Major opportunities and challenges for Europe’s defence industry

The European defence industry’s response to the increasing demand for military materiel is a particular focus of FOI’s second report in the Defence Economic Outlook series. The report connects the military expenditures of different countries to analysis of security policy and economics.

Global defence spending, illustrated on a world map.

Global defence spending, as illustrated in the report Defence Economic Outlook 2018. Source: SIPRI.

The report, written at the request of the Swedish Ministry of Defence, provides an outlook on global military expenditure and military materiel, as well as defence industry and macroeconomic conditions. The report’s focus is on such major powers as the USA, China, Russia, Saudi Arabia, France, United Kingdom and Germany.

“When we published the previous edition, Defence Economic Outlook 2016, we focused on military spending in order to say something about power relationships between countries. This time, we’ve gone a step further by describing the quantities of military materiel that the world’s major powers have. In this way, we hope to approach the answer to the question of just how much benefit different countries are deriving from their defence commitments,” says Per Olsson, researcher at FOI, who wrote the report together with his colleagues Juuko Alozious and Maria Ädel.

According to Defence Economic Outlook 2018, the USA and its NATO allies still have a significant advantage in terms of military spending and modern materiel.
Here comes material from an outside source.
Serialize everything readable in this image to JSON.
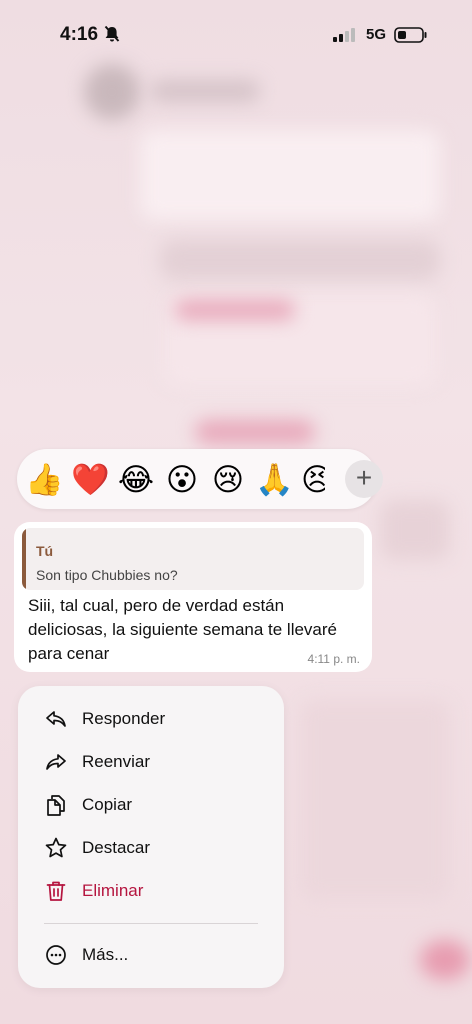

At the same time, however, major powers such as China and Russia are steadily narrowing this capability gap. Most of the countries in the Middle East, Latin America and Africa have also steadily increased their military expenditures during the last decade.

In recent years, numerous Western European countries have also begun to invest more on defence, after a long period of stagnant or declining military spending. This increase not only creates major opportunities for the European defence industry, but also challenges.

Defence companies call for long-term investments

The researchers behind the report have conducted a number of interviews with European defence companies. The companies agree that new competitors are a challenge, as is an increase in a protectionist tendency from for example the USA. Another major challenge in meeting the growing demand is having access to personnel with the right competence. The companies also call for long-term investments in among other things research and development. Several companies also stated that drastic upswings and downswings are more difficult for their smaller subcontractors to handle.

The next publication in the series is planned for 2020.

“With the next edition we hope to move the report series yet another step forward by saying something about the purchasing power of the military spending of different countries, as well as about the quality of military materiel for the world’s major powers,” says Per Olsson.